What could be a more fitting symbol of the plight of a prisoner-of-war than a person who no longer has control over his time or space? But the conceit of a man jumping around to different stages of his life also allows Vonnegut to juxtapose the tragic and the trivial, the dark and the droll, the humorous and the heartbreaking. Vonnegut can draw on his skill as a comic writer without detracting from the acerbic social commentary and macabre historical narrative that are at the core of Slaughterhouse-Five. Instead of detracting from his story with the imposed sci-fi elements, our author has found a way to accentuate the sardonic intensity of his fractured and funny biography of Billy Pilgrim, a man whose time, like Hamlet's, is "out of joint."
This style of juxtaposition is exemplified in the most famous phrase from the novel: "So it goes." Vonnegut inserts this whenever a death occurs in his tale, and its sense of fatalistic acceptance can be taken as either a philosophical attitude or a parody of philosophical attitudes. Tragedy or comedy, take your pick.
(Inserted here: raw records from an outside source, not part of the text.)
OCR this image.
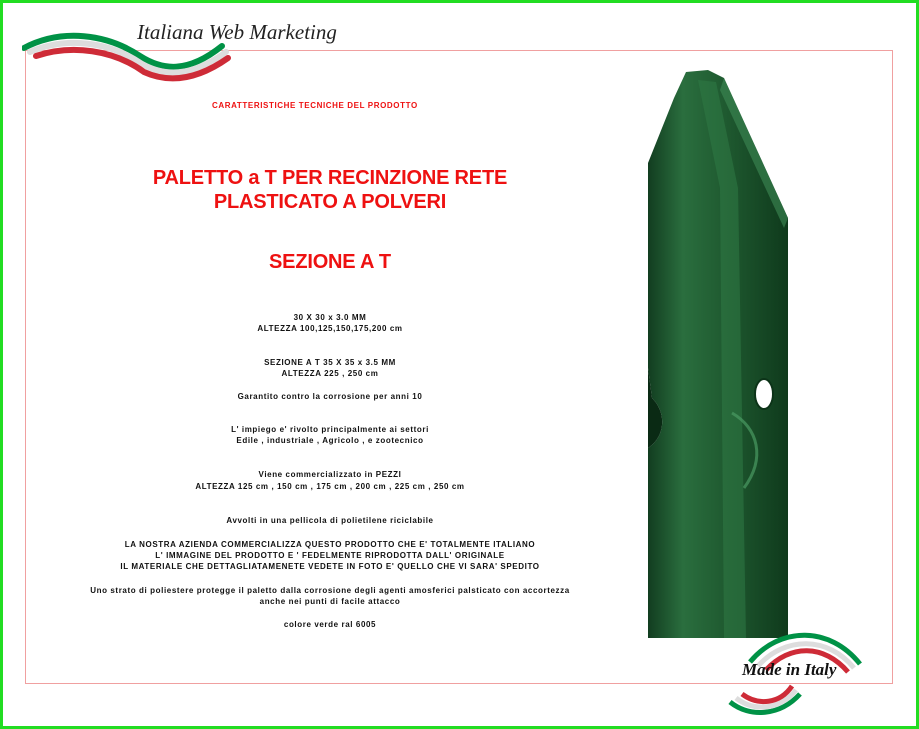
Italiana Web Marketing
CARATTERISTICHE TECNICHE DEL PRODOTTO
PALETTO a T PER RECINZIONE RETE
PLASTICATO A POLVERI
SEZIONE A T
30 X 30 x 3.0 MM
ALTEZZA 100,125,150,175,200 cm
SEZIONE A T 35 X 35 x 3.5 MM
ALTEZZA 225 , 250 cm
Garantito contro la corrosione per anni 10
L' impiego e' rivolto principalmente ai settori
Edile , industriale , Agricolo , e zootecnico
Viene commercializzato in PEZZI
ALTEZZA 125 cm , 150 cm , 175 cm , 200 cm , 225 cm , 250 cm
Avvolti in una pellicola di polietilene riciclabile
LA NOSTRA AZIENDA COMMERCIALIZZA QUESTO PRODOTTO CHE E' TOTALMENTE ITALIANO
L' IMMAGINE DEL PRODOTTO E ' FEDELMENTE RIPRODOTTA DALL' ORIGINALE
IL MATERIALE CHE DETTAGLIATAMENETE VEDETE IN FOTO E' QUELLO CHE VI SARA' SPEDITO
Uno strato di poliestere protegge il paletto dalla corrosione degli agenti amosferici palsticato con accortezza
anche nei punti di facile attacco
colore verde ral 6005
Made in Italy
Vonnegut never does things in moderation, even when arguing on the side of moderation. So in addition to time travel, he also inserts a subplot about aliens from the planet Tralfamadore. And he borrows some of his favorite characters from his other books, such as Kilgore Trout and Eliot Rosewater, although their role in the plot of Slaughterhouse-Five is happenstance and almost arbitrary. But when you are writing a novel that is, by intent, a "jumble and a jangle," strange cameo appearances are to be expected.
In Dresden, Vonnegut encountered a terrible destiny. But he also found the core subject of his life's work. Even in his other stories that don't mention this searing historical event, the bombing of a 800-year-old center of art and culture—"possibly the world's most beautiful city," Vonnegut wrote to his parents in his first letter after the end of the war—lingers in the background, an archetype evoked by other man-made catastrophes. In Slaughterhouse-Five, Vonnegut finally grappled with his big personal story in hand-to-hand combat, and though nobody can actually subdue times past—instead, like Billy Pilgrim, we can at best relive them from a different perspective—the struggle produced, in this instance, one of the great literary masterpieces of its time.